In-Seine Facts | The ultimate Eiffel Tower souvenir

The average tourist may return from Paris with an Eiffel Tower key ring or notebook. Olympians and Paralympians, however, will return with the most unique souvenir of all with a historic part of the city etched into the medal around their necks.

Did you know that if an athlete from the Victorian Institute of Sport wins a medal in the upcoming Olympic or Paralympic Games in Paris, they will take home a piece of the Eiffel Tower?

Over 10,000 Olympic athletes and 4,000 Paralympic athletes from all over the globe will compete in the French capital across July, August and September for the chance to win one of 5,084 gold, silver and bronze medals.

The Olympic and Paralympic medals, designed by French designer Chaumet, feature intricate details that distinguish these medals from any that have come before them.

The Eiffel Tower's iconic latticework structure is replicated on the ribbons of this year's medals, with the winners of Olympic Games events presented with a medal bearing a blue ribbon. Paralympic Games winners will receive a medal with a Venetian red-brown ribbon that is meant to reflect the original colours of the Eiffel Tower, which has stood for 135 years.

While the two medals for the two different games differ, they share a side featuring an embedded fragment of iron from what is the most iconic structure on the Paris skyline.



During renovations of the original tower, which is required to be repainted every seven years, certain metallic elements were permanently removed from the monument and conserved. In the words of Paris organisers, the pieces are being allowed to "find glory again".

An 18-gram piece of puddle iron is featured on the centre of each medal, in its natural colour, and the iron has been reshaped into a hexagon to honour the shape that represents France. The iron is held in place by six metal appendages on each corner, which resemble the Eiffel Tower rivets themselves.

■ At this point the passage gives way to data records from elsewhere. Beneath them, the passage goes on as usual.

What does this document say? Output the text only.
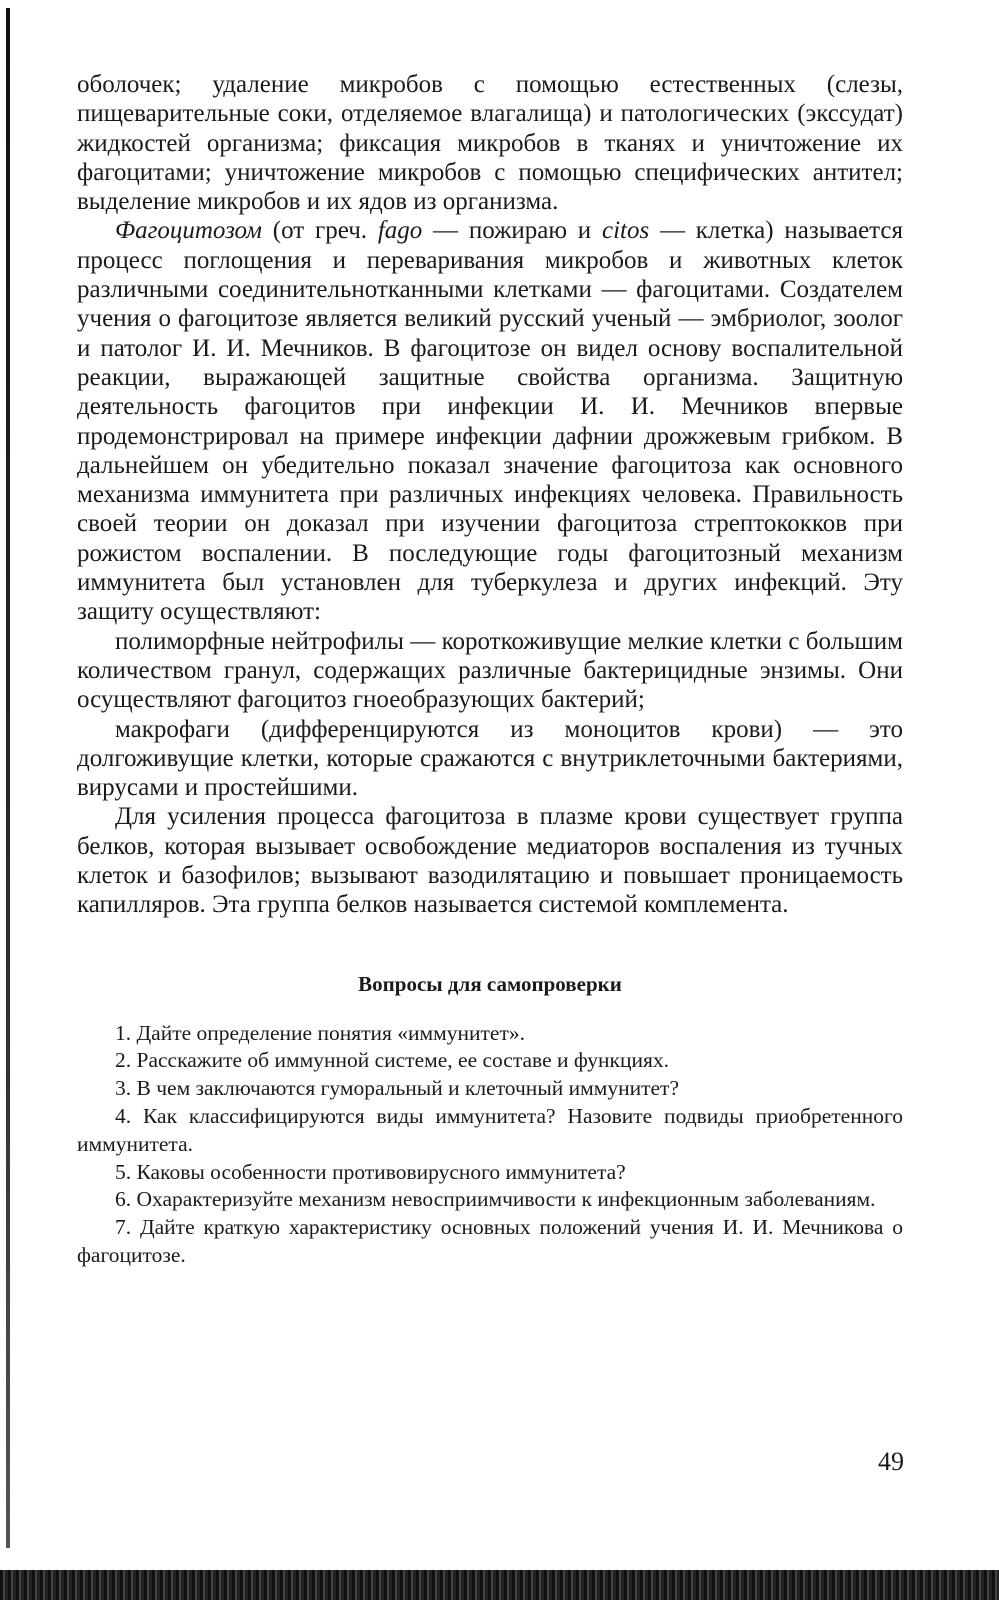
оболочек; удаление микробов с помощью естественных (слезы, пищеварительные соки, отделяемое влагалища) и патологических (экссудат) жидкостей организма; фиксация микробов в тканях и уничтожение их фагоцитами; уничтожение микробов с помощью специфических антител; выделение микробов и их ядов из организма.

Фагоцитозом (от греч. fago — пожираю и citos — клетка) называется процесс поглощения и переваривания микробов и животных клеток различными соединительнотканными клетками — фагоцитами. Создателем учения о фагоцитозе является великий русский ученый — эмбриолог, зоолог и патолог И. И. Мечников. В фагоцитозе он видел основу воспалительной реакции, выражающей защитные свойства организма. Защитную деятельность фагоцитов при инфекции И. И. Мечников впервые продемонстрировал на примере инфекции дафнии дрожжевым грибком. В дальнейшем он убедительно показал значение фагоцитоза как основного механизма иммунитета при различных инфекциях человека. Правильность своей теории он доказал при изучении фагоцитоза стрептококков при рожистом воспалении. В последующие годы фагоцитозный механизм иммунитета был установлен для туберкулеза и других инфекций. Эту защиту осуществляют:

полиморфные нейтрофилы — короткоживущие мелкие клетки с большим количеством гранул, содержащих различные бактерицидные энзимы. Они осуществляют фагоцитоз гноеобразующих бактерий;

макрофаги (дифференцируются из моноцитов крови) — это долгоживущие клетки, которые сражаются с внутриклеточными бактериями, вирусами и простейшими.

Для усиления процесса фагоцитоза в плазме крови существует группа белков, которая вызывает освобождение медиаторов воспаления из тучных клеток и базофилов; вызывают вазодилятацию и повышает проницаемость капилляров. Эта группа белков называется системой комплемента.

Вопросы для самопроверки
1. Дайте определение понятия «иммунитет».
2. Расскажите об иммунной системе, ее составе и функциях.
3. В чем заключаются гуморальный и клеточный иммунитет?
4. Как классифицируются виды иммунитета? Назовите подвиды приобретенного иммунитета.
5. Каковы особенности противовирусного иммунитета?
6. Охарактеризуйте механизм невосприимчивости к инфекционным заболеваниям.
7. Дайте краткую характеристику основных положений учения И. И. Мечникова о фагоцитозе.
49
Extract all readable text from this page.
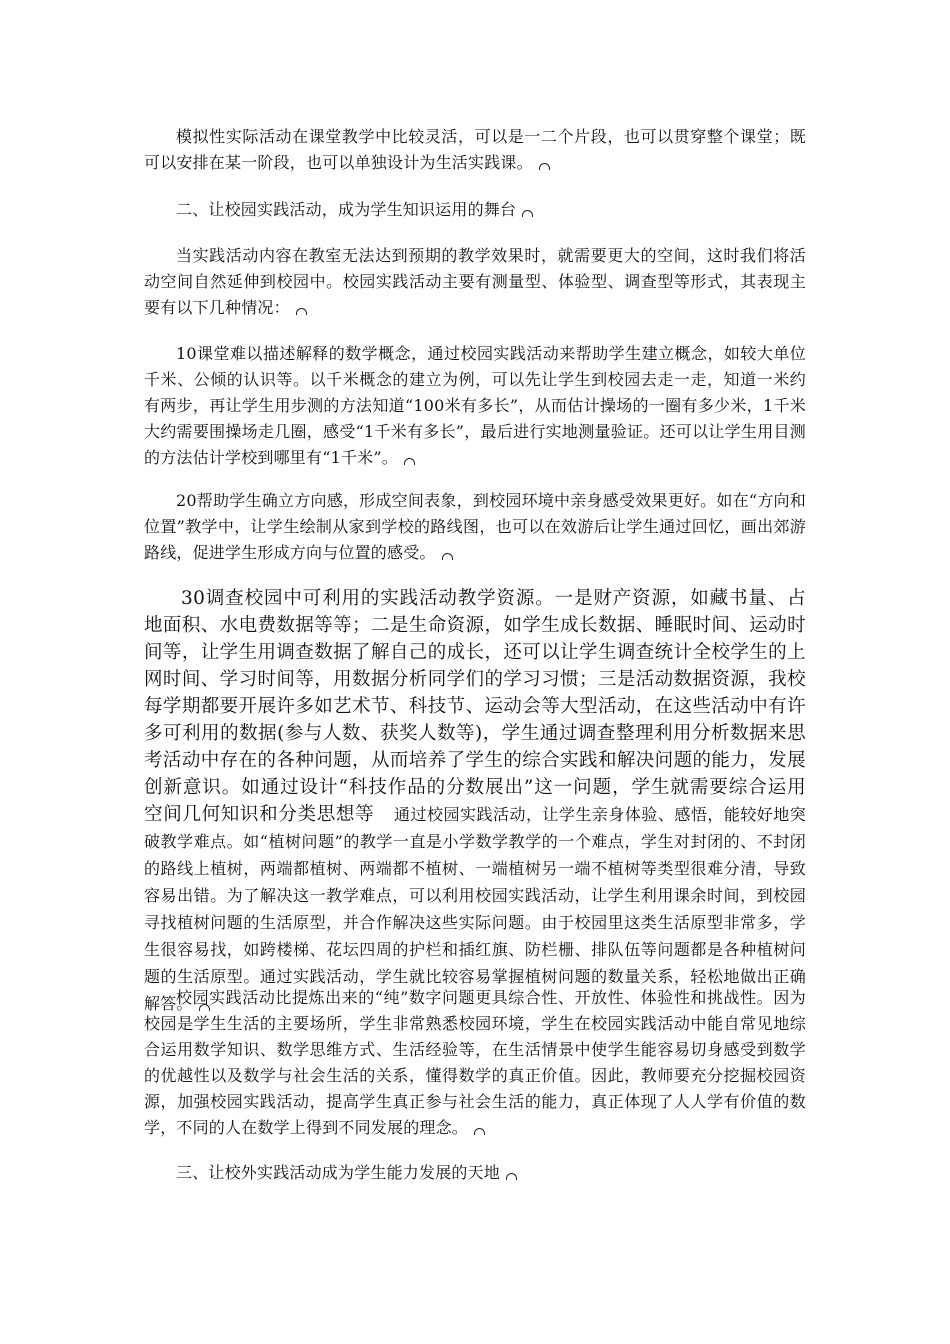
模拟性实际活动在课堂教学中比较灵活，可以是一二个片段，也可以贯穿整个课堂；既可以安排在某一阶段，也可以单独设计为生活实践课。

二、让校园实践活动，成为学生知识运用的舞台

当实践活动内容在教室无法达到预期的教学效果时，就需要更大的空间，这时我们将活动空间自然延伸到校园中。校园实践活动主要有测量型、体验型、调查型等形式，其表现主要有以下几种情况：

10课堂难以描述解释的数学概念，通过校园实践活动来帮助学生建立概念，如较大单位千米、公倾的认识等。以千米概念的建立为例，可以先让学生到校园去走一走，知道一米约有两步，再让学生用步测的方法知道“100米有多长”，从而估计操场的一圈有多少米，1千米大约需要围操场走几圈，感受“1千米有多长”，最后进行实地测量验证。还可以让学生用目测的方法估计学校到哪里有“1千米”。

20帮助学生确立方向感，形成空间表象，到校园环境中亲身感受效果更好。如在“方向和位置”教学中，让学生绘制从家到学校的路线图，也可以在效游后让学生通过回忆，画出郊游路线，促进学生形成方向与位置的感受。

30调查校园中可利用的实践活动教学资源。一是财产资源，如藏书量、占地面积、水电费数据等等；二是生命资源，如学生成长数据、睡眠时间、运动时间等，让学生用调查数据了解自己的成长，还可以让学生调查统计全校学生的上网时间、学习时间等，用数据分析同学们的学习习惯；三是活动数据资源，我校每学期都要开展许多如艺术节、科技节、运动会等大型活动，在这些活动中有许多可利用的数据(参与人数、获奖人数等)，学生通过调查整理利用分析数据来思考活动中存在的各种问题，从而培养了学生的综合实践和解决问题的能力，发展创新意识。如通过设计“科技作品的分数展出”这一问题，学生就需要综合运用空间几何知识和分类思想等 通过校园实践活动，让学生亲身体验、感悟，能较好地突破教学难点。如“植树问题”的教学一直是小学数学教学的一个难点，学生对封闭的、不封闭的路线上植树，两端都植树、两端都不植树、一端植树另一端不植树等类型很难分清，导致容易出错。为了解决这一教学难点，可以利用校园实践活动，让学生利用课余时间，到校园寻找植树问题的生活原型，并合作解决这些实际问题。由于校园里这类生活原型非常多，学生很容易找，如跨楼梯、花坛四周的护栏和插红旗、防栏栅、排队伍等问题都是各种植树问题的生活原型。通过实践活动，学生就比较容易掌握植树问题的数量关系，轻松地做出正确解答。

校园实践活动比提炼出来的“纯”数字问题更具综合性、开放性、体验性和挑战性。因为校园是学生生活的主要场所，学生非常熟悉校园环境，学生在校园实践活动中能自常见地综合运用数学知识、数学思维方式、生活经验等，在生活情景中使学生能容易切身感受到数学的优越性以及数学与社会生活的关系，懂得数学的真正价值。因此，教师要充分挖掘校园资源，加强校园实践活动，提高学生真正参与社会生活的能力，真正体现了人人学有价值的数学，不同的人在数学上得到不同发展的理念。

三、让校外实践活动成为学生能力发展的天地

Since 2004, Olympic and Paralympic medals have featured the goddess of victory Athena Nike, emerging to witness the revival of the Games.

For this edition of medals, the Acropolis is uniquely accompanied by the Eiffel Tower, honouring the origins of both the ancient Games in Greece and the modern Olympic and Paralympic Games in France.

The Paralympic medals display an upward perspective from beneath the Eiffel Tower on their alternate side, allowing athletes to see a view of the tower rarely seen.

While the words 'Paris 2024' and 'Paralympic Games' are visible above and below the tower, on either side of the tower the text is written in the symbolic language of accessibility, universal Braille.

First done in the 2020 Tokyo Games, there will be engravings on the edges of the medal (one for gold, two for silver and three for bronze), allows athletes with visual impairments to appreciate the intricacies of the medal.